Eppure dovevo liberarmi la mente. In primo luogo, dovevo fare spazio perché Jane potesse venire e sedersi con me e vedere ogni stadio del montaggio così che potessi essere aperto emotivamente a quanto lei diceva e faceva. Dovevo occupare la mia mente in un’area che lasciasse quanto restava di me libero per un’espansione di amore; ed il mio metodo consistette nel pormi il problema se potessi rafforzare la forma attraverso operazioni casuali o decisioni consce (non fu più serio di così). Mi sforzai di aderire ad una decisione conscia, non lasciando mai che un pezzo venisse usato per puro caso e non lasciando mai spazio ad una decisione che fosse più debole di un’operazione casuale. Volevo che laprima parte fosse l’opposto di Prelude quanto a ritmo. Volevo che fosse lenta, stirata, estesa alla massima tensione che il materiale potesse tollerare.”
Anche il montaggio di Dog Star Man fu assai lento e laborioso, tanto che per terminarlo Brakhage e sua moglie Jane impiegarono un anno e mezzo. “Intanto ogni volta che la mente interferiva la tenevo a freno con la gabbia di John Cage. Ricorsi con successo a Cage durante la composizione di questo film nel senso che ogni momento potevo tendere la mano ed afferrare la sua gabbia e salvaguardare la possibilità di operazioni casuali da ogni prepotere intellettuale del cervello”. Tuttavia, i «silenzi» del film non hanno niente a che fare con il Silenzio di Cage. Pur apprezzando la musica di Cage, Brakhage ama in modo particolare alcuni episodi musicali di Morton Feldman: un suono che accade e poi silenzio, quel tanto che basta per sostenere «quel» suono prima che ne giunga un altro.

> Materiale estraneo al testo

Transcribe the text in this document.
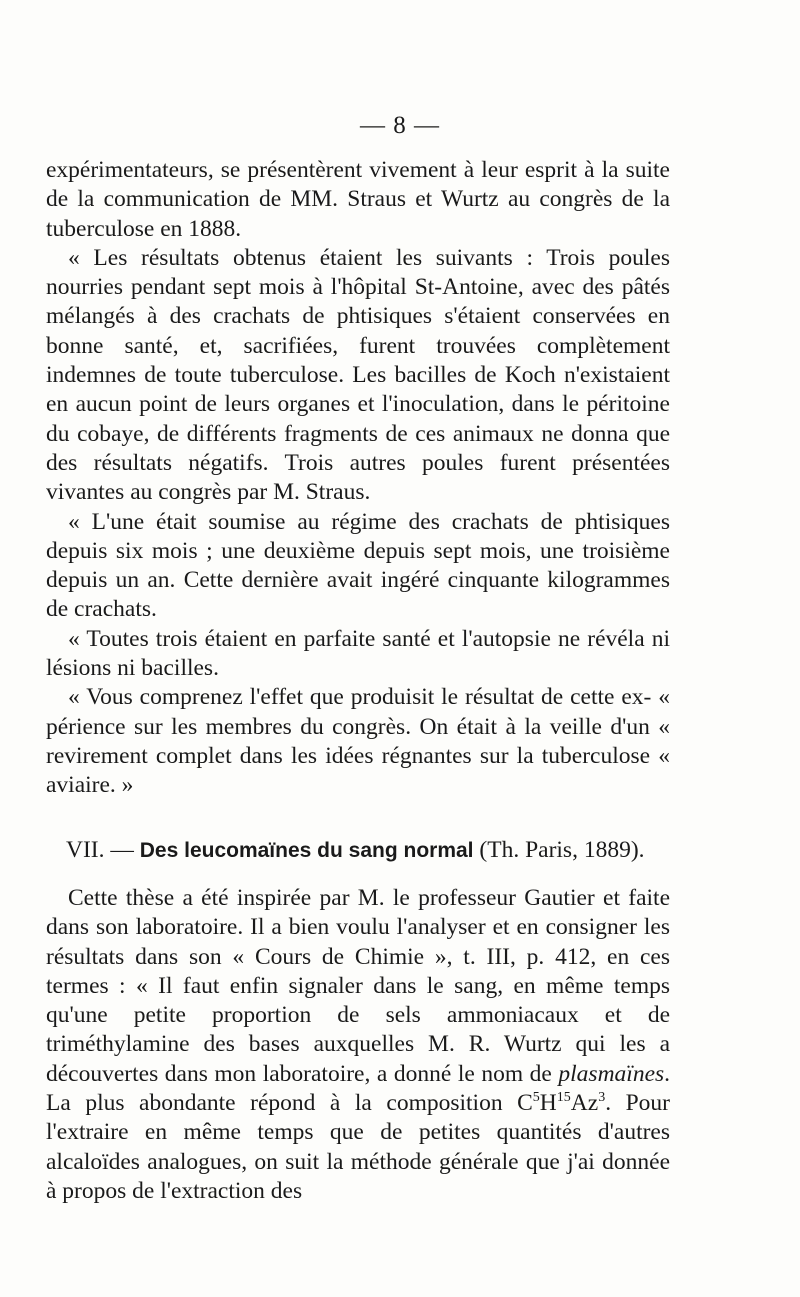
— 8 —

expérimentateurs, se présentèrent vivement à leur esprit à la suite de la communication de MM. Straus et Wurtz au congrès de la tuberculose en 1888.

« Les résultats obtenus étaient les suivants : Trois poules nourries pendant sept mois à l'hôpital St-Antoine, avec des pâtés mélangés à des crachats de phtisiques s'étaient conservées en bonne santé, et, sacrifiées, furent trouvées complètement indemnes de toute tuberculose. Les bacilles de Koch n'existaient en aucun point de leurs organes et l'inoculation, dans le péritoine du cobaye, de différents fragments de ces animaux ne donna que des résultats négatifs. Trois autres poules furent présentées vivantes au congrès par M. Straus.

« L'une était soumise au régime des crachats de phtisiques depuis six mois ; une deuxième depuis sept mois, une troisième depuis un an. Cette dernière avait ingéré cinquante kilogrammes de crachats.

« Toutes trois étaient en parfaite santé et l'autopsie ne révéla ni lésions ni bacilles.

« Vous comprenez l'effet que produisit le résultat de cette ex- « périence sur les membres du congrès. On était à la veille d'un « revirement complet dans les idées régnantes sur la tuberculose « aviaire. »

VII. — Des leucomaïnes du sang normal (Th. Paris, 1889).

Cette thèse a été inspirée par M. le professeur Gautier et faite dans son laboratoire. Il a bien voulu l'analyser et en consigner les résultats dans son « Cours de Chimie », t. III, p. 412, en ces termes : « Il faut enfin signaler dans le sang, en même temps qu'une petite proportion de sels ammoniacaux et de triméthylamine des bases auxquelles M. R. Wurtz qui les a découvertes dans mon laboratoire, a donné le nom de plasmaïnes. La plus abondante répond à la composition $C^5H^{15}Az^3$. Pour l'extraire en même temps que de petites quantités d'autres alcaloïdes analogues, on suit la méthode générale que j'ai donnée à propos de l'extraction des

Dalla seconda partedi Dog Star Man in avanti, Brakhage tornò al metodo di montare più rotoli di film, di lunghezza uguale all’intera parte, da sovrimporsi poi integralmente in fase di stampa. Per la seconda parte (che presenta immagini di rigenerazione) i rotoli furono due; tre per la terza parte (il cui tema è di carattere sessuale), e quattro per la quarta parte (che si conclude con una sequenza sincopata in cui il protagonista spacca con un’accetta il tronco dell’albero bianco).
Passando a The Art of Vision, Brakhage unì i rulli di ogni parte in tutte le combinazioni matematicamente possibili, con un procedimento che egli riferisce all’ultima opera di Bach (paragoni che sostanzialmente demeritano il lavoro di entrambi). Di fatto, il processo di scomposizione e di ripetizione porta ad un’indubbia estensione poetica il materiale di Dog Star Man. Ne viene messa in evidenza tutta la vitalità propria di queste immagini, di cui seguiamo la lenta evoluzione negli accostamenti sempre diversi ma simili, che generano un’intensa e parallela variazione dei significati.
Stan Brakhage è morto nel marzo 2003 a Victoria, in Canada, la città dove si era da poco trasferito con la sua seconda moglie, Marilyn, dopo essersi ritirato dall’insegnamento cinematografico all’Università del Colorado. Sul letto di morte, nonostante i tremendi dolori causati da un cancro in fase terminale, ha continuato a creare fino all’ultimo, girando The Chinese Series.
Il suo maggiore esegeta, P. Adams Sitney, (autore di Visionary Film, testo importantissimo per la comprensione del New American Cinema), alla sua morte lo ha definito “il più grande vitalista del cinema”, quello che ha saputo conciliare “nel modo più vitale” il cinema — cioè l’arte — con la vita.